Alone in Berlin was originally called Every Man Dies Alone and was based on the true story of Otto and Elise Hampel a working class couple from Berlin, who came up with the idea of leaving postcards around their city denouncing Hitler and his regime. They got away with it for about two years, but were eventually discovered, denounced, arrested, tried and executed - beheaded in Berlin's Plötzensee Prison in April 1943. Hans Fallada was given the Hampel’s Gestapo files by Johannes Becher, a writer friend of Fallada’s, who was president of the cultural organization established by the Soviet military administration in the Soviet sector, with the aim of creating a new anti-fascist culture.

~ - ~

Sometimes you pick up a book that so engrosses you, that despite it’s subject matter you cannot leave it alone.
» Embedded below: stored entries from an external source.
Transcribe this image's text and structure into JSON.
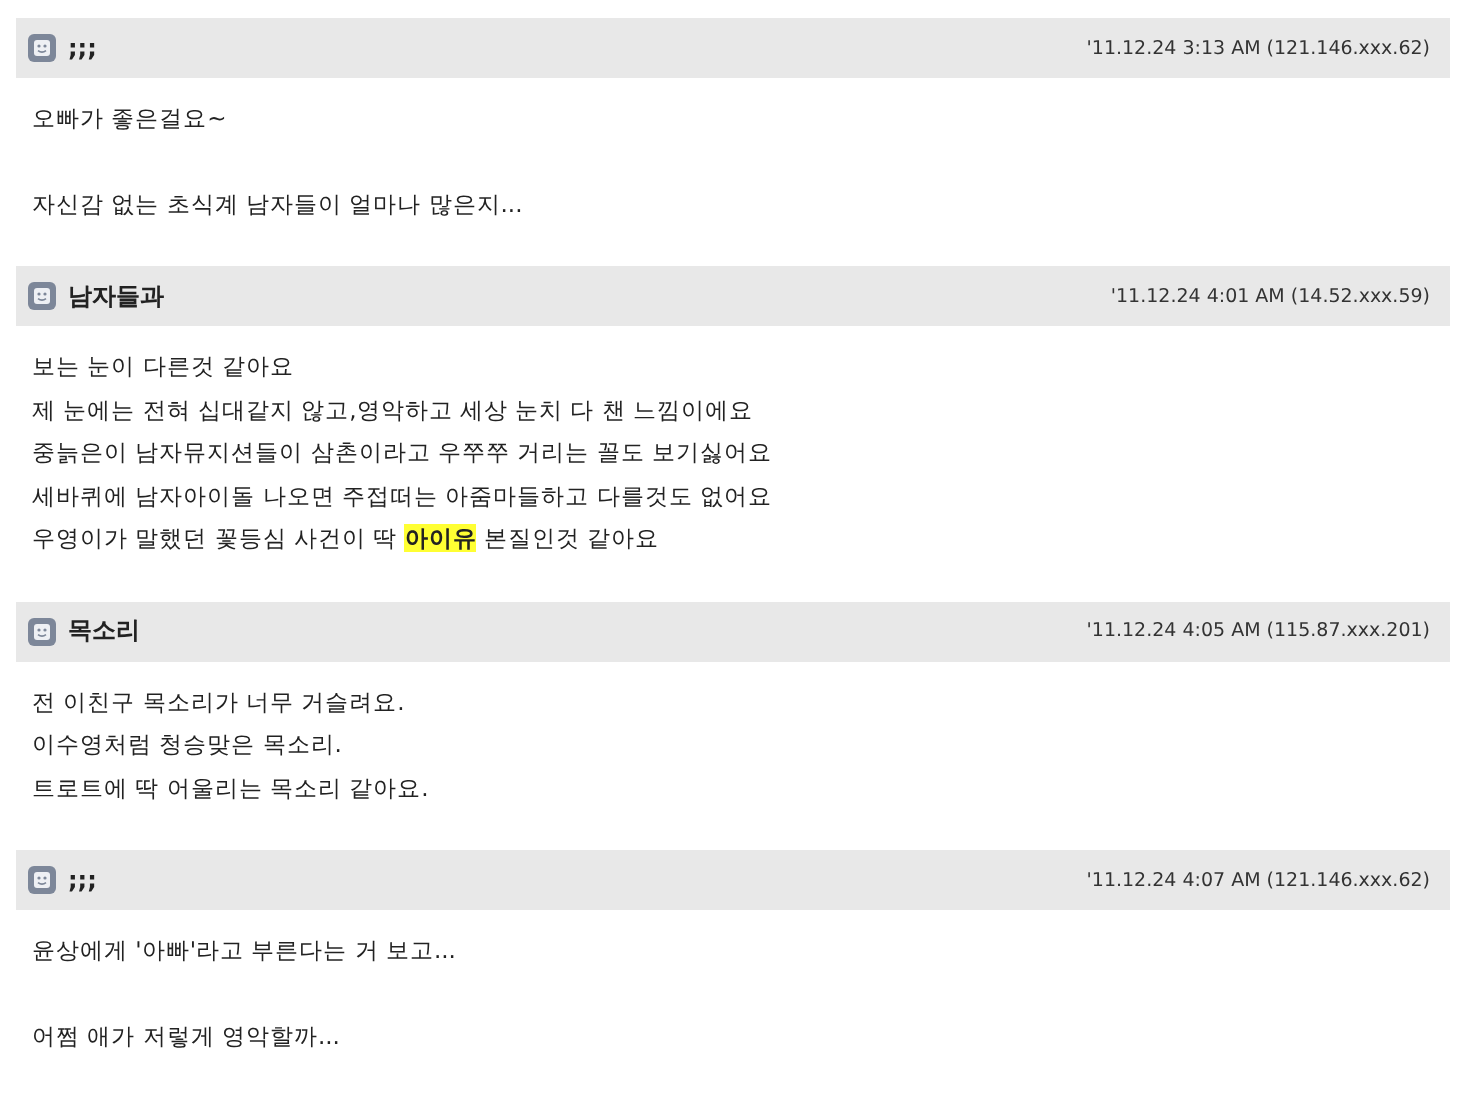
{
  "comments": [
    {
      "author": ";;;",
      "meta": "'11.12.24 3:13 AM (121.146.xxx.62)",
      "paragraphs": [
        [
          "오빠가 좋은걸요~"
        ],
        [
          "자신감 없는 초식계 남자들이 얼마나 많은지..."
        ]
      ]
    },
    {
      "author": "남자들과",
      "meta": "'11.12.24 4:01 AM (14.52.xxx.59)",
      "paragraphs": [
        [
          "보는 눈이 다른것 같아요",
          "제 눈에는 전혀 십대같지 않고,영악하고 세상 눈치 다 챈 느낌이에요",
          "중늙은이 남자뮤지션들이 삼촌이라고 우쭈쭈 거리는 꼴도 보기싫어요",
          "세바퀴에 남자아이돌 나오면 주접떠는 아줌마들하고 다를것도 없어요",
          "우영이가 말했던 꽃등심 사건이 딱 **아이유** 본질인것 같아요"
        ]
      ]
    },
    {
      "author": "목소리",
      "meta": "'11.12.24 4:05 AM (115.87.xxx.201)",
      "paragraphs": [
        [
          "전 이친구 목소리가 너무 거슬려요.",
          "이수영처럼 청승맞은 목소리.",
          "트로트에 딱 어울리는 목소리 같아요."
        ]
      ]
    },
    {
      "author": ";;;",
      "meta": "'11.12.24 4:07 AM (121.146.xxx.62)",
      "paragraphs": [
        [
          "윤상에게 '아빠'라고 부른다는 거 보고..."
        ],
        [
          "어쩜 애가 저렇게 영악할까..."
        ]
      ]
    }
  ]
}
You know that there will be no traditional happy ending for Otto and Anna Quangel, that  respect for humanity is not high on the Gestapo’s list of priorities, that it is when and not if they are caught and then that they will face every form of torture from humiliation to being treated like a rag doll in the mouth of a rabid dog. None of this matters, or more accurately despite all of it, this book is beautiful, a quiet book of common decency, that reaches beyond the subject matter to reach a grandeur that, although of a tragic nature, still lights up bright enough to shine through the deepest of hellholes and to depict in letters large enough to be seen from the stars stating that despite all evidence to the contrary the human spirit and decency is never ever totally destroyed.

~ – ~

Hans Fallada

Hans Fallada (1893 – 1947), born Rudolf Wilhelm Friedrich Ditzen in Greifswald, Germany, was a writer of the first half of the 20th century. His works belong predominantly to the New Objectivity literary style, with precise details and journalistic veneration of the facts. Fallada's pseudonym derives from a combination of characters found in the Grimm's Fairy Tales: the protagonist of Hans in Luck and a horse named Falada in The Goose Girl.*******************************************

Fallada was a man of many personal issues, including morphine & alcohol addiction, he had been both institutionalized and incarcerated during the Nazi era. At first he had no interest in writing this story, stating that he hadn’t fought against the regime, had even cooperated. However, unlike many writers and intellectuals who fled Nazi Germany, Fallada had felt too attached to the German language and culture to leave, despite the fact that he was urged to flee and had been blacklisted by the Nazis

Alone In Berlin was translated by Michael Hofmann (born 1957, Freiburg, West Germany) a German-born poet who writes in English and is a translator of texts from German.

Penguin

Hans Fallada (Wiki)

Michael Hofmann

5 comments:

Jane Hanbury said...

I read this some time ago for book group. I gave it 3*.

Brian Joseph said...

Sounds like a great book. Perhaps a bit difficult to get through in some ways. Co - incidentally I just finished "After Midnight" by Irmgard Keun which also takes place in NAZI Germany. Though a very good book, it did not pack the emotional punch that this seems to.

Tony Malone said...

I've *still* only read one Fallada book - 'Little Man, What Now?', which I read for A-Level... I definitely need to try some more, and this one seems to be a good one :)

Rise said...

Great review of what appears to be a moving book.

Parrish Lantern said...

Hi Jane, why so low?

Hi Brian, this is one hell of a roller coaster ride, although you know what's going to happen it still hits you.

Hi Tony, before this I'd read one other - Short Treatise on the Joys of Morphinism, which I enjoyed but this was better.

Hello Rise, thanks for your comment & yes it is.